Kounotori 4 was successfully launched atop a H-IIB carrier rocket flying from pad 2 of the Yoshinobu Launch Complex at Tanegashima Space Center at 19:48:46 UTC on 3 August 2013. After 5.5 days of orbital manoeuvres, it arrived to Approach Initiation Point (5 km behind ISS) at 05:31 UTC, 9 August 2013, and started the final approach sequence at 08:05 UTC. The ISS's robotic arm Canadarm2 grappled Kounotori 4 at 11:22 UTC, and fastened to ISS's Common berthing mechanism (CBM) on 16:32 UTC. All berthing operations were completed at 18:38 UTC.

=== Operation while berthed to ISS ===
The ISS crew opened the hatch and entered to Pressurized Logistics Carrier (PLC) at 11:11 UTC, 10 August 2013.

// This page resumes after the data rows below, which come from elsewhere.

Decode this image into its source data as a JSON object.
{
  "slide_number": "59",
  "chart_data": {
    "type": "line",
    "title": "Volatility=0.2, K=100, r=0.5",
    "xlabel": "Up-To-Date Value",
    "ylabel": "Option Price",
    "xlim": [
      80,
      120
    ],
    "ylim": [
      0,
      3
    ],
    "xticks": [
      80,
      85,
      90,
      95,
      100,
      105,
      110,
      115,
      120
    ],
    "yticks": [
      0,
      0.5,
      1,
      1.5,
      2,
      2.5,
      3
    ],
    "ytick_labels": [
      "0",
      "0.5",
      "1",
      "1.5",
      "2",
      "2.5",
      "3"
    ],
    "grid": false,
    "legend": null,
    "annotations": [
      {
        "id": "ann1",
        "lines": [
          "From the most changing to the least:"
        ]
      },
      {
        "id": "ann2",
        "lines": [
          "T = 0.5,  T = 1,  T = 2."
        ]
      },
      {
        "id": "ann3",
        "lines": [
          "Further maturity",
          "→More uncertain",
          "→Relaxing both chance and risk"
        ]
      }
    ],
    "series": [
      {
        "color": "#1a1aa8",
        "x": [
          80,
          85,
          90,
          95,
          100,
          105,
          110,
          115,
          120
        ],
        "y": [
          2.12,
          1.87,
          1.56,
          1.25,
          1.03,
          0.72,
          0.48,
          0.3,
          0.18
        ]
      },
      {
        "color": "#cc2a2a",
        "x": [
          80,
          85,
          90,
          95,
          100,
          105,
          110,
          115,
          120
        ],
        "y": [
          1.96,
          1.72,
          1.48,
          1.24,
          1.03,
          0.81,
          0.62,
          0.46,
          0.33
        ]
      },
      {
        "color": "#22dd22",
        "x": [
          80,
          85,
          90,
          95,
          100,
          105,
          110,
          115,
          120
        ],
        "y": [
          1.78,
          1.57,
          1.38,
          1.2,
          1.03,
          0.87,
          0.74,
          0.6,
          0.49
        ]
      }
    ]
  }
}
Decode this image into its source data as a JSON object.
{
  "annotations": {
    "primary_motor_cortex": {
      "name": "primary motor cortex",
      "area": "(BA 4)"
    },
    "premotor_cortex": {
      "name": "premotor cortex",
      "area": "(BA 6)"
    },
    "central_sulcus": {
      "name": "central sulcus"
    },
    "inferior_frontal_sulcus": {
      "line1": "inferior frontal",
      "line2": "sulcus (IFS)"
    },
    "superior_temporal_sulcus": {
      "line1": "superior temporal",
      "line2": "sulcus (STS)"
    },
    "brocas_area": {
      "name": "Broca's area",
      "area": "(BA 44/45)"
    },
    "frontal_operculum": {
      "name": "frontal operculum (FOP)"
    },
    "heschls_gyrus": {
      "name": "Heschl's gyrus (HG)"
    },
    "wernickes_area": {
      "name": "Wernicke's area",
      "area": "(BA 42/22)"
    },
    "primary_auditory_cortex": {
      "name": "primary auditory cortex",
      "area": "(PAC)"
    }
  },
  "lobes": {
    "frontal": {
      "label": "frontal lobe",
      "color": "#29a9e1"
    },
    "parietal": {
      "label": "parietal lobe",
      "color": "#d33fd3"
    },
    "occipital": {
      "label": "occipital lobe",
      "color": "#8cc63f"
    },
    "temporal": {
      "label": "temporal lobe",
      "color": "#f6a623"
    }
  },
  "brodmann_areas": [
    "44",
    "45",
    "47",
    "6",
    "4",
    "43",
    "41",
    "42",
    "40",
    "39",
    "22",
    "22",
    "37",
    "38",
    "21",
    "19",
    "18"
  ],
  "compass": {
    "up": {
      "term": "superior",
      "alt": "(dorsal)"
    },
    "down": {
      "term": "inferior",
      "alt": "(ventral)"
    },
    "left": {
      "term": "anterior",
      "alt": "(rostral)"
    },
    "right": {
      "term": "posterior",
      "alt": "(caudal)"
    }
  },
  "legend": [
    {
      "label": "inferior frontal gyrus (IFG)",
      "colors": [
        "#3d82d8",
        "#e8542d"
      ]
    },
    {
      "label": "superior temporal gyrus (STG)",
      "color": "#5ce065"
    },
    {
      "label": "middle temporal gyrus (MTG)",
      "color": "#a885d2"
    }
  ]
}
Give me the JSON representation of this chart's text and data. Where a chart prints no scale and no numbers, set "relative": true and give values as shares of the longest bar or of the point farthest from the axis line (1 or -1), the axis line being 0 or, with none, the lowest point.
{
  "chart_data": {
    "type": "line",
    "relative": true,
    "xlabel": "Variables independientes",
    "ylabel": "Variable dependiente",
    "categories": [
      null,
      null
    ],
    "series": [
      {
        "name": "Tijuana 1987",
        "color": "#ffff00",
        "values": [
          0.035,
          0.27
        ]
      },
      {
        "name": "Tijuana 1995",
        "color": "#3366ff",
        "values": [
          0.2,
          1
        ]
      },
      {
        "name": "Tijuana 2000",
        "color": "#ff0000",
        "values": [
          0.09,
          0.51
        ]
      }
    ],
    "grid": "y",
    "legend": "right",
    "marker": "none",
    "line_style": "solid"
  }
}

=== Departure from ISS and reentry to Earth atmosphere ===
Kounotori 4 undocked from the ISS at 16:20 UTC, on 4 September 2013, Karen Nyberg then used the stations Canadarm2 to manoeuvre HTV-4 away from the International Space Station.

Trajectory after the release was controlled so that the reentry coincides with ISS passing over to observe it. Japanese flight controllers have deorbited HTV-4 on 06:11 UTC, on 7 September 2013, and it reentered to the atmosphere around 06:37 UTC, on7 September 2013.